God sent You to us on time For Mother’s Day 1997.

We had Lost our Beautiful Rough Collie Carrie, on 12th Dec, and we were broken hearted. We came home to an empty House, instead of a Happy Home, as there was no tail wagging, and big sloppy kisses to greet us any more. Each day was worse than the last, and there was no consoling our sadness.

Our thoughts were, that no other Dog could ever take her place, in any way, as She was Very Special, and we Loved her to distraction.

Three months passed, and I picked up the paper, and for some reason, went to the “Pets for Sale” section. There were literally hundreds of adverts, but one stuck out more than the rest, it simply said ” For sale, 2 year old Collie/Spaniel cross, to Good Home only”. I kept going back to it, but feeling guilty because of Carrie. For a couple of hours, my head was splitting not knowing what to do, but I realized that Carrie knew I had so much love in my heart to share, that she wouldn’t mind. So I phoned your house, and spoke to your “Mum” We asked each other a bunch of questions, each finding out as much as we could on the phone, and arranged to come and see you.

When Gran and I arrived, you were in the kitchen, and your Mum waited until we had talked a bit more, before introducing us. Seemingly, You were a rescue Dog, and when they got you, you had been so badly treated, that you didn’t resemble a puppy dog at all. They nourished and brought you back to health, but you had been left with a distrust of all men, and that made you really nervous around them. She asked me if I would still be willing to take you under these circumstances, and I said Yes..even although I hadn’t clapped eyes on you.

You came in like a Tornado, and ran right up to me, and sat at my feet, looked into my eyes, and I melted. You were all legs, and flying hair! But those Eyes of yours, I will never forget..Huge and full of love, and I knew at that split second, that I was going to Love you forever.

We put you in car, and said goodbye to your family,and the look on your wee face was a mixture of fear and bewilderment, as to why you were leaving your family.

We drove into the drive, and Daddy was waiting inside to meet you, and I had to come into house first, to tell him that you did not like Men..that in itself was a nerve wracking experience, because I kept thinking “This will Never work!” But the minute You walked in the door, a Miracle happened. You walked right up to Daddy’s feet, sat on Top of them, and looked straight up into his eyes, and the bond that began that day, remained until God took you Home so suddenly on the 9th January.

We went out as usual that Sunday, leaving you with your Gran’s Dog, Your Best Buddy Penny . we were only gone for 3 hours, and when we left, you were your usual Bubbly self. When we arrived at the house, You were just standing there in middle of floor, doing a Wee, which was so unusual..you were a little Lady, and never soiled. You went outside to “Your Park”, and the rain was bucketing down..You hated the rain so much, you could store your water all day if necessary! I realized that something must be wrong, ‘cos you went round to the back of the forest, and I sent Daddy round to see what you were doing. He came back with you in his arms, you were limp, and soaking wet. We put you in front of the fire, and dried you, rubbing your wee body and legs to try make you better. You did get up, but fell down again. Then after a short while you struggled to the kitchen door, and I brought you a drink. Daddy was on phone to the vets, and the only vets available were 14 miles away. and I was screaming that you were staying here with us, and if you were going to die, you would die in your own home, as I didn’t want you left in some strange vets, and put aside with all the other dead dogs.

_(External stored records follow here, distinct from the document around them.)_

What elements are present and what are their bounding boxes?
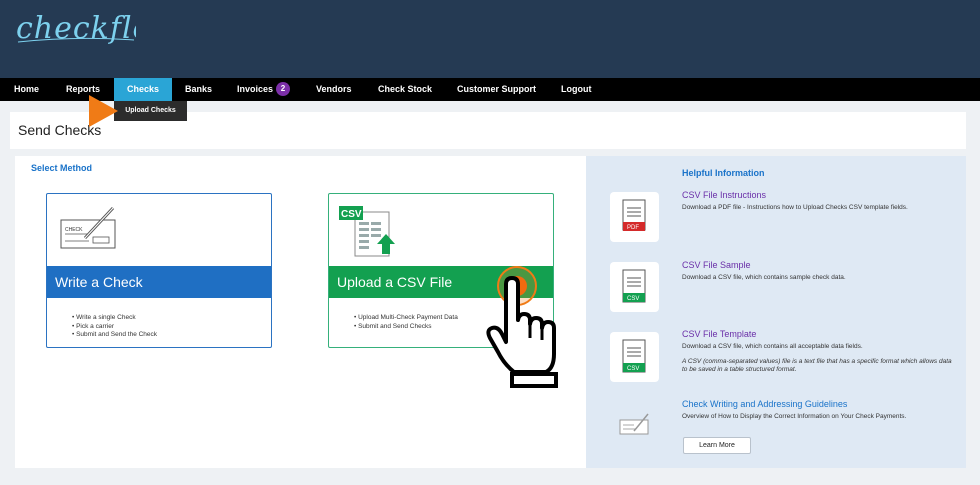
nav-logout[interactable]: Logout (561, 78, 592, 101)
help-item-instructions: CSV File Instructions Download a PDF fil… (682, 190, 957, 213)
nav-check-stock[interactable]: Check Stock (378, 78, 432, 101)
help-item-desc: Download a CSV file, which contains all … (682, 343, 863, 350)
learn-more-button[interactable]: Learn More (683, 437, 751, 454)
check-guidelines-link[interactable]: Check Writing and Addressing Guidelines (682, 399, 957, 409)
svg-text:CHECK: CHECK (65, 227, 83, 233)
svg-text:CSV: CSV (627, 366, 639, 372)
csv-template-tile[interactable]: CSV (610, 332, 659, 382)
csv-sample-link[interactable]: CSV File Sample (682, 260, 957, 270)
list-item: Pick a carrier (72, 323, 157, 332)
help-item-guidelines: Check Writing and Addressing Guidelines … (682, 399, 957, 422)
helpful-info-heading: Helpful Information (682, 168, 765, 178)
pdf-file-tile[interactable]: PDF (610, 192, 659, 242)
helpful-info-panel: Helpful Information PDF CSV File Instruc… (586, 156, 966, 468)
pdf-file-icon: PDF (622, 199, 646, 231)
check-icon: CHECK (59, 204, 119, 259)
write-check-card[interactable]: CHECK Write a Check Write a single Check… (46, 193, 272, 348)
list-item: Upload Multi-Check Payment Data (354, 314, 458, 323)
check-guidelines-icon (619, 413, 649, 435)
csv-file-icon: CSV (622, 339, 646, 373)
help-item-desc: Overview of How to Display the Correct I… (682, 413, 907, 420)
submenu-upload-checks[interactable]: Upload Checks (114, 101, 187, 121)
main-nav: Home Reports Checks Banks Invoices 2 Vend… (0, 78, 980, 101)
help-item-desc: Download a PDF file - Instructions how t… (682, 204, 908, 211)
select-method-label: Select Method (31, 163, 93, 173)
help-item-sample: CSV File Sample Download a CSV file, whi… (682, 260, 957, 283)
nav-vendors[interactable]: Vendors (316, 78, 352, 101)
checkflo-logo[interactable]: checkflo (16, 10, 151, 55)
nav-customer-support[interactable]: Customer Support (457, 78, 536, 101)
arrow-pointer-icon (88, 94, 120, 133)
csv-file-icon: CSV (622, 269, 646, 303)
list-item: Write a single Check (72, 314, 157, 323)
svg-text:PDF: PDF (627, 225, 639, 231)
nav-invoices-label: Invoices (237, 84, 274, 94)
upload-csv-bullets: Upload Multi-Check Payment Data Submit a… (354, 314, 458, 331)
guidelines-tile (610, 402, 659, 452)
csv-upload-icon: CSV (339, 206, 403, 265)
help-item-desc: Download a CSV file, which contains samp… (682, 274, 846, 281)
list-item: Submit and Send Checks (354, 323, 458, 332)
nav-banks[interactable]: Banks (185, 78, 212, 101)
csv-instructions-link[interactable]: CSV File Instructions (682, 190, 957, 200)
help-item-template: CSV File Template Download a CSV file, w… (682, 329, 957, 375)
write-check-bullets: Write a single Check Pick a carrier Subm… (72, 314, 157, 340)
csv-template-link[interactable]: CSV File Template (682, 329, 957, 339)
hand-pointer-icon (486, 276, 562, 393)
csv-definition-note: A CSV (comma-separated values) file is a… (682, 357, 952, 374)
csv-sample-tile[interactable]: CSV (610, 262, 659, 312)
invoices-count-badge: 2 (276, 81, 291, 96)
svg-text:CSV: CSV (627, 296, 639, 302)
list-item: Submit and Send the Check (72, 331, 157, 340)
app-header: checkflo (0, 0, 980, 78)
nav-checks[interactable]: Checks (114, 78, 172, 101)
write-check-title: Write a Check (47, 266, 271, 298)
nav-invoices[interactable]: Invoices 2 (237, 78, 291, 101)
svg-text:CSV: CSV (341, 209, 362, 220)
nav-home[interactable]: Home (14, 78, 39, 101)
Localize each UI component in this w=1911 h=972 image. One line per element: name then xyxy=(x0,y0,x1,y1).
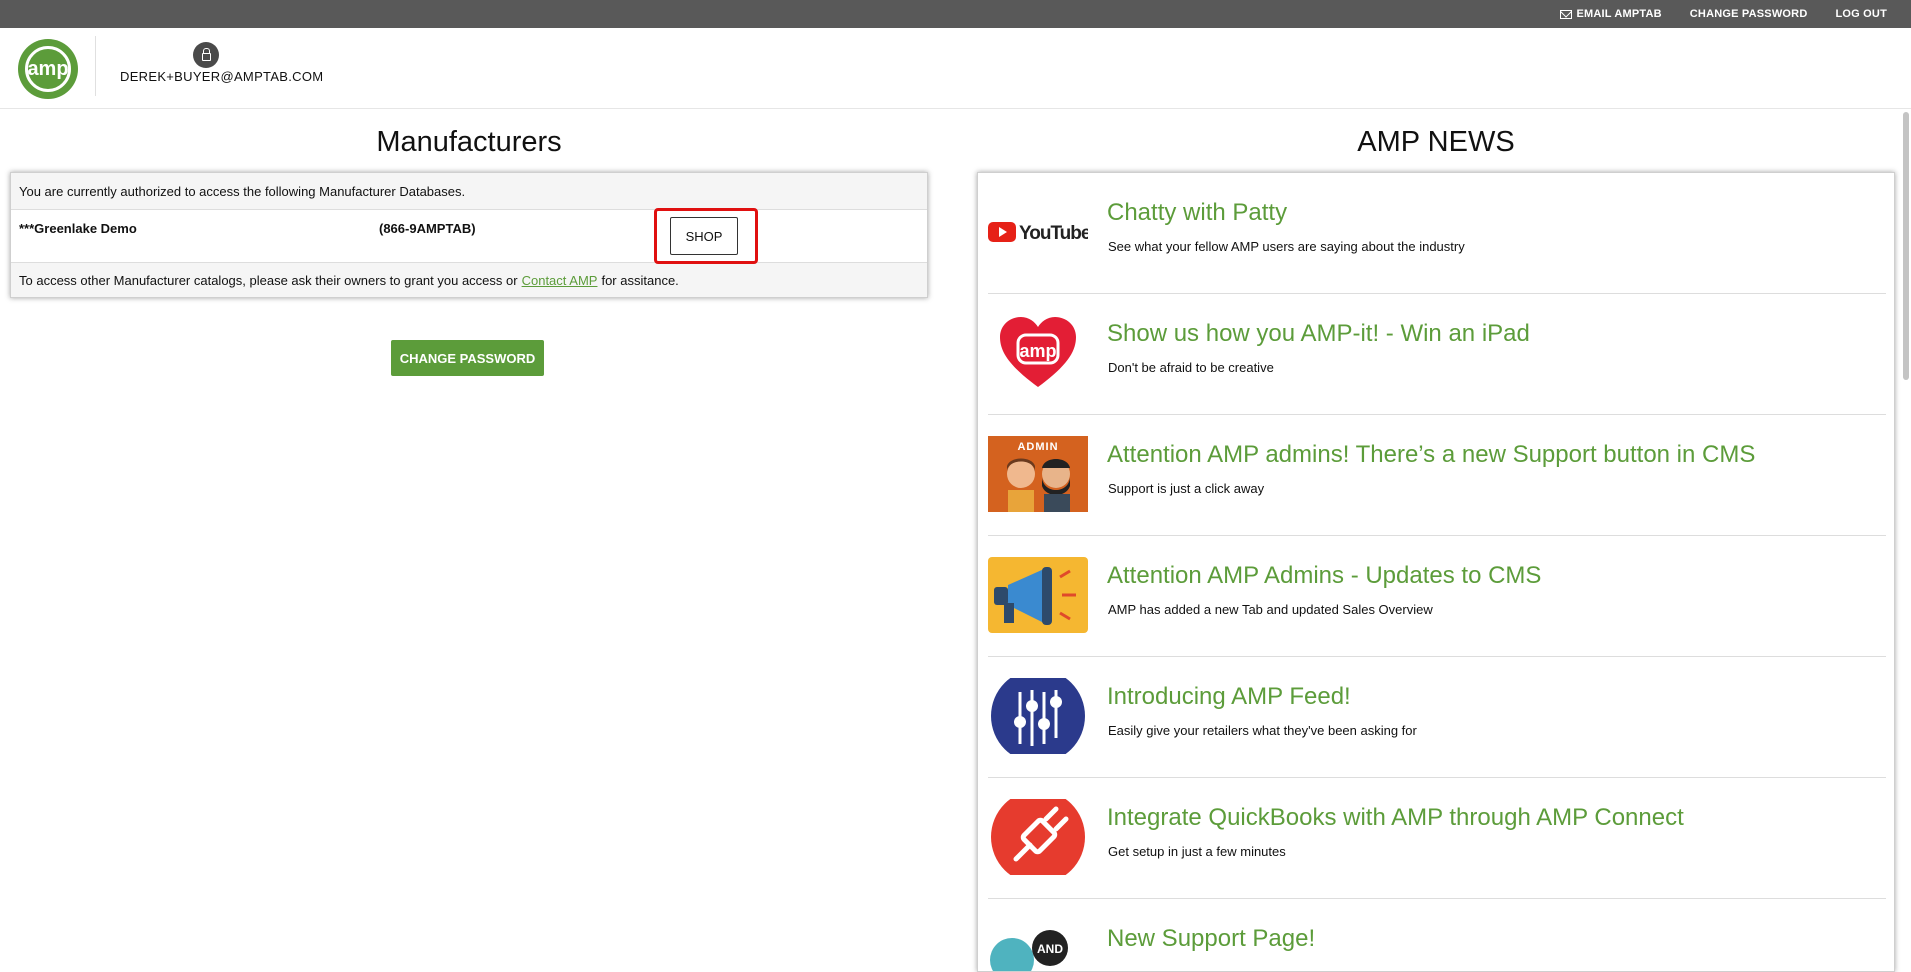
news-item-subtitle: AMP has added a new Tab and updated Sale… xyxy=(1108,602,1433,617)
news-item-title[interactable]: Show us how you AMP-it! - Win an iPad xyxy=(1107,320,1530,348)
news-item-subtitle: Get setup in just a few minutes xyxy=(1108,844,1286,859)
help-badge-icon: AND xyxy=(988,920,1088,971)
youtube-logo-icon: YouTube xyxy=(988,194,1088,270)
sliders-icon xyxy=(988,678,1088,754)
news-item-title[interactable]: Chatty with Patty xyxy=(1107,199,1287,227)
top-bar: EMAIL AMPTAB CHANGE PASSWORD LOG OUT xyxy=(0,0,1911,28)
manufacturer-name: ***Greenlake Demo xyxy=(19,221,137,236)
manufacturer-phone: (866-9AMPTAB) xyxy=(379,221,476,236)
user-avatar-icon[interactable] xyxy=(193,42,219,68)
email-amptab-link[interactable]: EMAIL AMPTAB xyxy=(1560,8,1662,20)
news-item[interactable]: Introducing AMP Feed! Easily give your r… xyxy=(988,657,1886,778)
header-divider xyxy=(95,36,96,96)
manufacturers-panel: You are currently authorized to access t… xyxy=(10,172,928,298)
plug-icon xyxy=(988,799,1088,875)
header: amp DEREK+BUYER@AMPTAB.COM xyxy=(0,28,1911,109)
page-scrollbar[interactable] xyxy=(1903,112,1909,380)
svg-text:amp: amp xyxy=(1019,341,1056,361)
logout-link[interactable]: LOG OUT xyxy=(1835,8,1887,20)
news-panel: YouTube Chatty with Patty See what your … xyxy=(977,172,1895,972)
news-item[interactable]: AND New Support Page! xyxy=(988,899,1886,971)
svg-text:ADMIN: ADMIN xyxy=(1017,441,1058,453)
news-item-subtitle: Don't be afraid to be creative xyxy=(1108,360,1274,375)
amp-logo[interactable]: amp xyxy=(18,39,78,99)
megaphone-icon xyxy=(988,557,1088,633)
news-title: AMP NEWS xyxy=(1357,126,1515,158)
change-password-button[interactable]: CHANGE PASSWORD xyxy=(391,340,544,376)
amp-logo-text: amp xyxy=(25,46,71,92)
manufacturers-footer: To access other Manufacturer catalogs, p… xyxy=(11,263,927,297)
news-item[interactable]: amp Show us how you AMP-it! - Win an iPa… xyxy=(988,294,1886,415)
news-item-title[interactable]: New Support Page! xyxy=(1107,925,1315,953)
shop-button[interactable]: SHOP xyxy=(670,217,738,255)
top-change-password-link[interactable]: CHANGE PASSWORD xyxy=(1690,8,1808,20)
manufacturer-row: ***Greenlake Demo (866-9AMPTAB) SHOP xyxy=(11,208,927,264)
news-item-subtitle: See what your fellow AMP users are sayin… xyxy=(1108,239,1465,254)
user-email: DEREK+BUYER@AMPTAB.COM xyxy=(120,69,324,84)
contact-amp-link[interactable]: Contact AMP xyxy=(522,273,598,288)
news-item-title[interactable]: Attention AMP admins! There’s a new Supp… xyxy=(1107,441,1755,469)
manufacturers-intro: You are currently authorized to access t… xyxy=(11,173,927,210)
admin-people-icon: ADMIN xyxy=(988,436,1088,512)
news-item-title[interactable]: Introducing AMP Feed! xyxy=(1107,683,1351,711)
svg-text:YouTube: YouTube xyxy=(1019,223,1088,244)
svg-text:AND: AND xyxy=(1037,942,1063,956)
manufacturers-title: Manufacturers xyxy=(376,126,562,158)
amp-heart-icon: amp xyxy=(988,315,1088,391)
news-item-subtitle: Easily give your retailers what they've … xyxy=(1108,723,1417,738)
news-item-subtitle: Support is just a click away xyxy=(1108,481,1265,496)
news-item[interactable]: YouTube Chatty with Patty See what your … xyxy=(988,173,1886,294)
news-item-title[interactable]: Attention AMP Admins - Updates to CMS xyxy=(1107,562,1541,590)
mail-icon xyxy=(1560,9,1573,19)
news-item-title[interactable]: Integrate QuickBooks with AMP through AM… xyxy=(1107,804,1684,832)
news-item[interactable]: Integrate QuickBooks with AMP through AM… xyxy=(988,778,1886,899)
news-item[interactable]: Attention AMP Admins - Updates to CMS AM… xyxy=(988,536,1886,657)
news-item[interactable]: ADMIN Attention AMP admins! There’s a ne… xyxy=(988,415,1886,536)
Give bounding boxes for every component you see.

We were told you had probably suffered a stroke,and there could be damage internally and I just didn’t want you to go. You got up, and wobbled to the fireplace, and collapsed onto your bed, as if to say “You are not taking me anywhere!”.

I got Daddy to put your quilt onto the couch beside me, and you lay, with me cuddling and kissing you until God decided he wanted his Little Angel back with him. A tear fell from your eye, the moment you died wee girl, and we are so so heartbroken.

We laid you to rest in our beautiful Flower Garden, which is full of beautiful coloured pimroses..where you always sat in the sun, and come summer, it will be ablaze with all the colours of the Rainbow, like the one you sent the day we buried you, To let us know that you were “Home” We actually drove through the rainbow when we went to collect coloured stones for your grave.

You brought us Joy in abundance, and each day you filled our home with Love. We will never forget you, or the “Maddies” you used to take every so often..you were Hilarious, and You knew that you amused us, and did it to make us Happy!

I read a poem recently, and the title of this poem is “Miss Me..But Let Me Go” But for the moment..We just Miss and Love You so much, time will help to heal, but we need time to grieve, and some day. We will be able to Let You Go.
Run Free, and be Happy, my Wee Munchkins.